Background. The frequency of coinfections and their association with outcomes have not been adequately studied among patients with cancer and coronavirus disease 2019 (COVID-19), a high-risk group for coinfection. Methods. We included adult ([greater than or equal to] 18 years) patients with active or prior hematologic or invasive solid malignancies and laboratory-confirmed severe acute respiratory syndrome coronavirus 2 (SARS-COV-2) infection, using data from the COVID-19 and Cancer Consortium (CCC19, NCT04354701). We captured coinfections within [+ or -] 2 weeks from diagnosis of COVID-19, identified factors cross-sectionally associated with risk of coinfection, and quantified the association of coinfections with 30-day mortality. Results. Among 8765 patients (hospitalized or not; median age, 65 years; 47.4% male), 16.6% developed coinfections: 12.1% bacterial, 2.1% viral, 0.9% fungal. An additional 6.4% only had clinical diagnosis of a coinfection. The adjusted risk of any coinfection was positively associated with age >50 years, male sex, cardiovascular, pulmonary, and renal comorbidities, diabetes, hematologic malignancy, multiple malignancies, Eastern Cooperative Oncology Group Performance Status, progressing cancer, recent cytotoxic chemotherapy, and baseline corticosteroids; the adjusted risk of superinfection was positively associated with tocilizumab administration. Among hospitalized patients, high neutrophil count and C- reactive protein were positively associated with bacterial coinfection risk, and high or low neutrophil count with fungal coinfection risk.
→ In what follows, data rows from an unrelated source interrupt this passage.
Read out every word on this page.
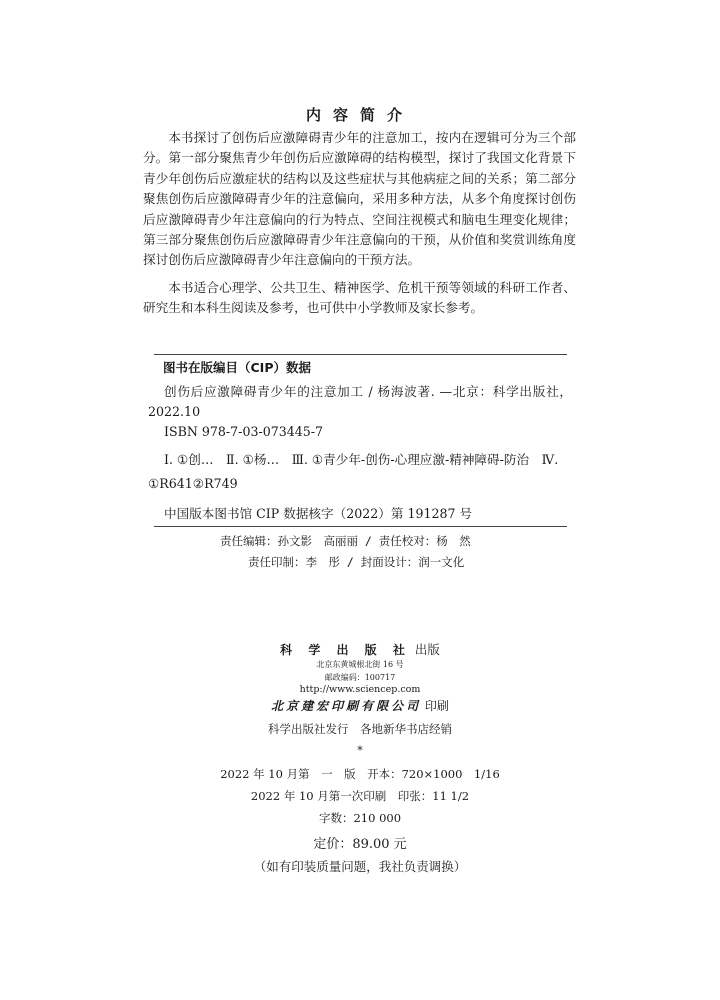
内容简介

本书探讨了创伤后应激障碍青少年的注意加工，按内在逻辑可分为三个部分。第一部分聚焦青少年创伤后应激障碍的结构模型，探讨了我国文化背景下青少年创伤后应激症状的结构以及这些症状与其他病症之间的关系；第二部分聚焦创伤后应激障碍青少年的注意偏向，采用多种方法，从多个角度探讨创伤后应激障碍青少年注意偏向的行为特点、空间注视模式和脑电生理变化规律；第三部分聚焦创伤后应激障碍青少年注意偏向的干预，从价值和奖赏训练角度探讨创伤后应激障碍青少年注意偏向的干预方法。

本书适合心理学、公共卫生、精神医学、危机干预等领域的科研工作者、研究生和本科生阅读及参考，也可供中小学教师及家长参考。

图书在版编目（CIP）数据
创伤后应激障碍青少年的注意加工 / 杨海波著. —北京：科学出版社，2022.10
ISBN 978-7-03-073445-7
Ⅰ. ①创…　Ⅱ. ①杨…　Ⅲ. ①青少年-创伤-心理应激-精神障碍-防治　Ⅳ. ①R641②R749
中国版本图书馆 CIP 数据核字（2022）第 191287 号
责任编辑：孙文影　高丽丽 / 责任校对：杨　然
责任印制：李　彤 / 封面设计：润一文化
科 学 出 版 社 出版
北京东黄城根北街 16 号
邮政编码：100717
http://www.sciencep.com
北京建宏印刷有限公司 印刷
科学出版社发行　各地新华书店经销
*
2022 年 10 月第　一　版　开本：720×1000　1/16
2022 年 10 月第一次印刷　印张：11 1/2
字数：210 000
定价：89.00 元
（如有印装质量问题，我社负责调换）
Adjusted mortality rates were significantly higher among patients with bacterial (odds ratio [OR], 1.61; 95% CI, 1.33-1.95) and fungal (OR, 2.20; 95% CI, 1.28-3.76) coinfections. Conclusions. Viral and fungal coinfections are infrequent among patients with cancer and COVID-19, with the latter associated with very high mortality rates. Clinical and laboratory parameters can be used to guide early empiric antimicrobial therapy, which may improve clinical outcomes. Keywords. bacterial infections; CAPA (COVID-19-associated pulmonary aspergillosis); COVID-19; mucormycoses; viral infections.